The Shrinking Federal Budget Deficit
The Congressional Budget Office (CBO) issued the first good news about the federal budget deficit since the 2008 recession and the huge stimulus program meant to pull the economy out of its dive. In another sign that the economy has turned upward, individual tax receipts were a large factor in the improvement.
On the other hand, higher tax rates may have been the cause. Ironically, experts believe that these taxes could hurt the consumer later in the year, which would undermine improvements in the size of the deficit.

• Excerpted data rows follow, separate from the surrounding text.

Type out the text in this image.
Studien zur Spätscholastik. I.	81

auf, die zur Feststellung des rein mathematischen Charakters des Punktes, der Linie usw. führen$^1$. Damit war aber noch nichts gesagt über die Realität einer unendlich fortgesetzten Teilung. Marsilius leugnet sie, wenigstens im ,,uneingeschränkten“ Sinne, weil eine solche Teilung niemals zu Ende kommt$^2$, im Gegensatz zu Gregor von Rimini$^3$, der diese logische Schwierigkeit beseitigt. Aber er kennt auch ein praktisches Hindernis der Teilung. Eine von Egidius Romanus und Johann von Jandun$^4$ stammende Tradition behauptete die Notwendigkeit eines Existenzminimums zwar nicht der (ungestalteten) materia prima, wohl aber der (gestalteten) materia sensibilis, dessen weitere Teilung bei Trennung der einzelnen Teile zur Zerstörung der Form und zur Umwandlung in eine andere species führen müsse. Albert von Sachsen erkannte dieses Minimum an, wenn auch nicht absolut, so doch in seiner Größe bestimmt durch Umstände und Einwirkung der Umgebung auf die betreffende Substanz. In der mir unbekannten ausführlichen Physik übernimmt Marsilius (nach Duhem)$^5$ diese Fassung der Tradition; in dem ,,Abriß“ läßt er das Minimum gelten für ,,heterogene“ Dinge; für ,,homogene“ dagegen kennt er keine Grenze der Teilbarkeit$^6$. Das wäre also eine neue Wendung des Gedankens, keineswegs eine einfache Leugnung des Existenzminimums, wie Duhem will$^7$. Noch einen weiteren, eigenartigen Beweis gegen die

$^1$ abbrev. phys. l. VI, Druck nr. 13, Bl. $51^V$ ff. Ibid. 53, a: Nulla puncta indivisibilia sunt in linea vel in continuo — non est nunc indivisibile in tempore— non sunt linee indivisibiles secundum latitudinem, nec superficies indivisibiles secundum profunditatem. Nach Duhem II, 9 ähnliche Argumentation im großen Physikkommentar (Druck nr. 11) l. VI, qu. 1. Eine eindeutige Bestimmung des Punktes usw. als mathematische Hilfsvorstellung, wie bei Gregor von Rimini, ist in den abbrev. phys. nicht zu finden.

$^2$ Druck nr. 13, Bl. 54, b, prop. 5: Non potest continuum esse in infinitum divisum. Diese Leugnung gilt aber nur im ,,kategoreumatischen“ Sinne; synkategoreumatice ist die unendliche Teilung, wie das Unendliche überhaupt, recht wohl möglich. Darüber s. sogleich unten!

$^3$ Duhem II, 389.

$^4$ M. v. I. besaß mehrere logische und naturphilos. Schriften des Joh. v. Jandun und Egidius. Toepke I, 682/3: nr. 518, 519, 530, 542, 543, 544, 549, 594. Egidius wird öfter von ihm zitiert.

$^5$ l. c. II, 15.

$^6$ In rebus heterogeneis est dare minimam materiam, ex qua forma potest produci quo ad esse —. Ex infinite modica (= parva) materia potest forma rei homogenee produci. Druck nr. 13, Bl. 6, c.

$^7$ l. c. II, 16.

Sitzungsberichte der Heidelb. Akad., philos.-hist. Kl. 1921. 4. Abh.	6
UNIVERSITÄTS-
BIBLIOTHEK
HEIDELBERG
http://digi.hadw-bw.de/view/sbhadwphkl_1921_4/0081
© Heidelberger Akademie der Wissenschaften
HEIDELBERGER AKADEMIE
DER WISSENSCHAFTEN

According to the CBO's monthly budget review:
The federal government ran a budget deficit of $489 billion in the first seven months of fiscal year 2013 (that is, from October 2012 through April 2013), according to CBO's estimates. That amount is $231 billion less than the shortfall recorded during the same period last year, primarily because revenue collections have been much greater than they were at this point in 2012. In contrast, federal spending so far this year has been slightly lower than what it was last year at this time.
Individual income and social insurance (payroll) taxes together increased by $184 billion (or 16 percent).
Taxes withheld from workers' paychecks rose by $99 billion (or 9 percent), mainly because of higher wages and salaries, the expiration of the payroll tax cut in January 2013, and increases (beginning in January) in tax rates on income above certain thresholds.
Nonwithheld receipts rose by $80 billion (or 30 percent), primarily because of higher payments made during the tax-filing season (February through April). Those payments—largely representing final payments for the 2012 tax year—increased by $66 billion (or 36 percent). Income tax refunds declined by $6 billion, further boosting receipts. The large increase in payments accompanying people's income tax returns probably reflects the fact that higher-income taxpayers, anticipating changes in tax law, realized more income in 2012.
Those final payments submitted with 2012 tax returns (net of refunds) were substantially greater than the amounts CBO projected in its February 2013 report The Budget and Economic Outlook: Fiscal Years 2013 to 2023. The agency will issue updated budget projections for the 2013-2023 period next week.
Net corporate income taxes were higher by $24 billion (or 22 percent), probably reflecting growth in taxable profits in both calendar years 2012 and 2013.